騒いでいる訳ではなさそうなので、問題が起きた訳ではなさそうだったのだが、なんか気になってしまい起き出して上甲板に上がってみた。
「あ、お嬢起きちゃいました?」
声を掛けてきたのは、アウラだった。
「なにかあったの?」
眠い目を擦りながら何気なく聞いたのだったが、その答えに目がパッチリ醒めてしまった。

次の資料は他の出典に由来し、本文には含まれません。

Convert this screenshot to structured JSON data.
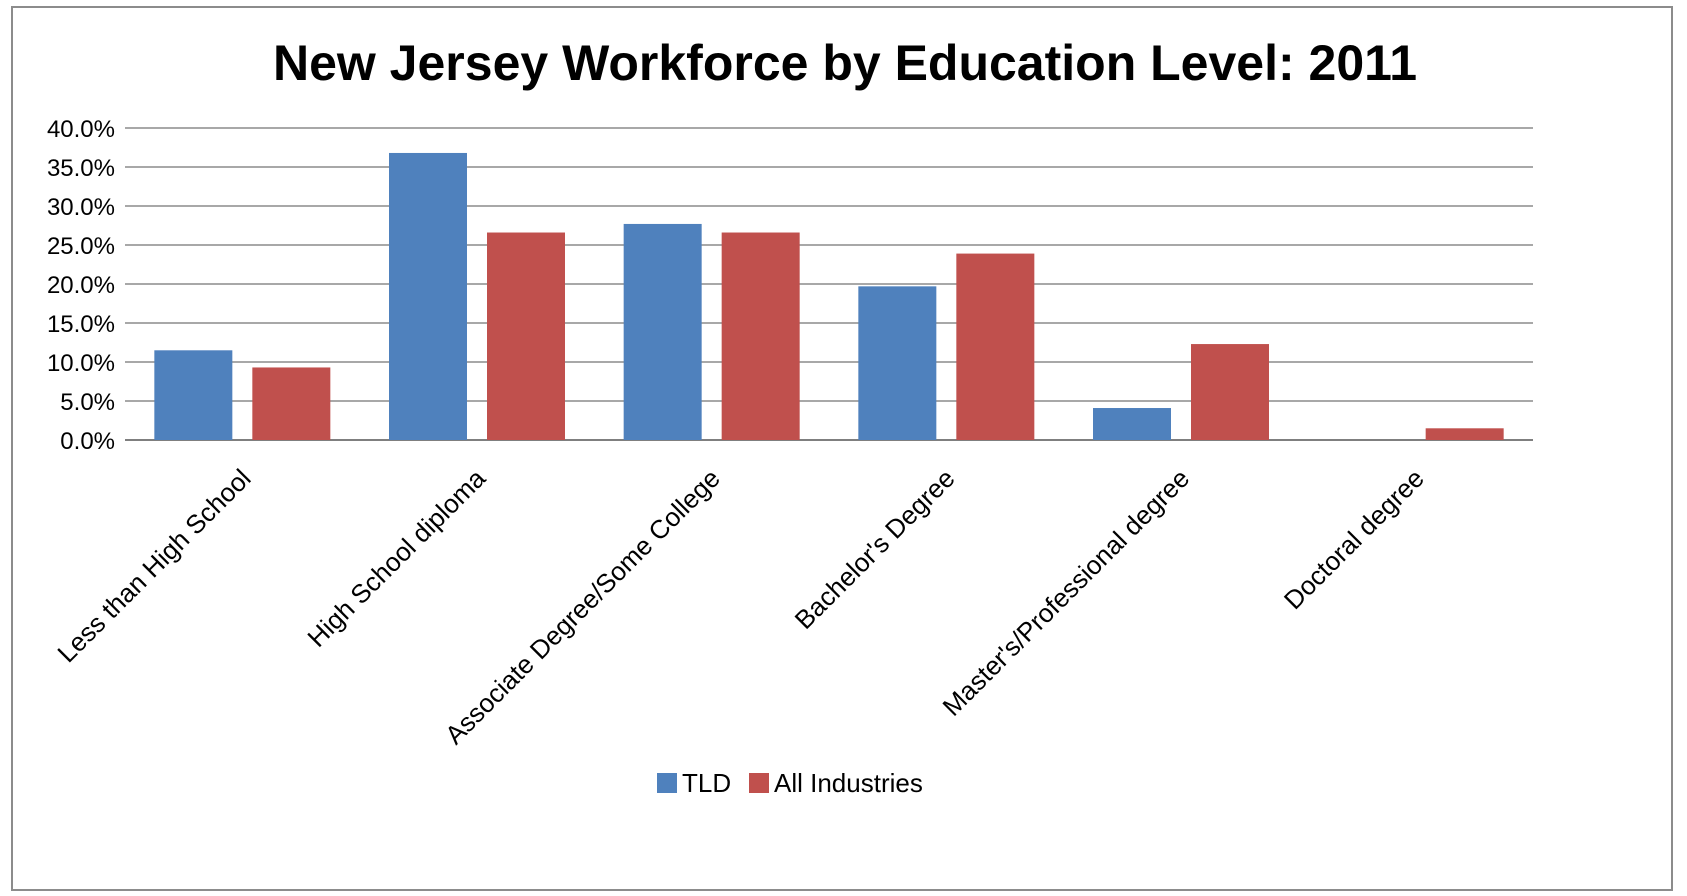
{
  "chart_data": {
    "type": "bar",
    "title": "New Jersey Workforce by Education Level: 2011",
    "xlabel": "",
    "ylabel": "",
    "categories": [
      "Less than High School",
      "High School diploma",
      "Associate Degree/Some College",
      "Bachelor's Degree",
      "Master's/Professional degree",
      "Doctoral degree"
    ],
    "series": [
      {
        "name": "TLD",
        "color": "#4f81bd",
        "values": [
          11.5,
          36.8,
          27.7,
          19.7,
          4.1,
          0.0
        ]
      },
      {
        "name": "All Industries",
        "color": "#c0504d",
        "values": [
          9.3,
          26.6,
          26.6,
          23.9,
          12.3,
          1.5
        ]
      }
    ],
    "ylim": [
      0,
      40
    ],
    "yticks": [
      "0.0%",
      "5.0%",
      "10.0%",
      "15.0%",
      "20.0%",
      "25.0%",
      "30.0%",
      "35.0%",
      "40.0%"
    ],
    "ytick_values": [
      0,
      5,
      10,
      15,
      20,
      25,
      30,
      35,
      40
    ],
    "grid": true,
    "legend": "bottom"
  }
}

「まだ確証がとれた訳ではないのですが、もしかしてどこかに運ばれているのではないかっていうんですよ」
「害はないんじゃなかったの?」
「それは・・・わたしに言われても・・・ねぇ」
確かにそうなんだけど。
「これは不可抗力ですね」
振り向くと舷側の手摺りから下を見ながら渋い顔をしたアドが居た。
「不可抗力?」
「ええ、魔物だとは知らず切株だと思って『キリカブ』にロープを括りつけたので、彼らの移動に巻き込まれたのですよ。彼らは夜行性の様ですからね」
「それで、あいつらはどこに行こうとしているの?」
「それは彼らに聞いてみませんとわかりませんね。ただ、推測はできますよ」
「それでいいわよ、どこに行こうとしているのよ」
目じりを右手の指で押さえながらアドは、左てを船首の方に指し示した。
「え?マイヤー兄様の東部要塞に向かっているの?」
「ちゃうよ姐さん、ロープは船首に付いとるやん、せやさかい引っ張られた時点で方向が逆転したんや。今向こぉておんのは、元おった方向や」
「元いたところ?それって・・・」
「そや、蛮族がおった所や」
「なんで・・・・」
「あくまでも推測ですよ。あそこでは今蛮族がデビル・マンタと戦っているでしょう?恐らく大勢の犠牲者が出ているはずです」
「まさか・・・・」
「推測、可能性ですって。まさかこの距離で死臭を感じ取れるとは思いたくはありませんがね。でも・・・」
「未知の魔物だから何があってもおかしくはない って事だろ?」
おかしらも起き出してきたようだ。
「ええ、その通りです」
「で?どうするんだ?キリカブ連中の食事に付き合ってやるつもりはねーんだろ?」
「もちろんですよ。アンジェラさんには申し訳ありませんがここはロープを切り離して夜間飛行をお願いしたいですね。そのぶん、後でどこかでお昼寝をしてもらいましょう」
「大丈夫ですよ。少し寝れましたからすぐにでも飛び立てます」
アンジェラさんも既に起きて来て待機しているようだった。
「では、おかしら。ロープを切り離して下さい」
アドの号令で、船上はにわかに賑やかになった。
ロープの呪縛から放たれた船は、軽やかに船首を振って元の進路に戻っていった。
あたし・・・なにもしていない。
何もしていないのに、粛々と事態は進んで行く。
あたし、いなくてもいいのかな?
でも、ここに居ないと兄様の元へ行けない。
うーん
ま、考えてもしょうがないか。
取り敢えず、寝よっと。
あたしは三度寝る為に船室へと降りて行った。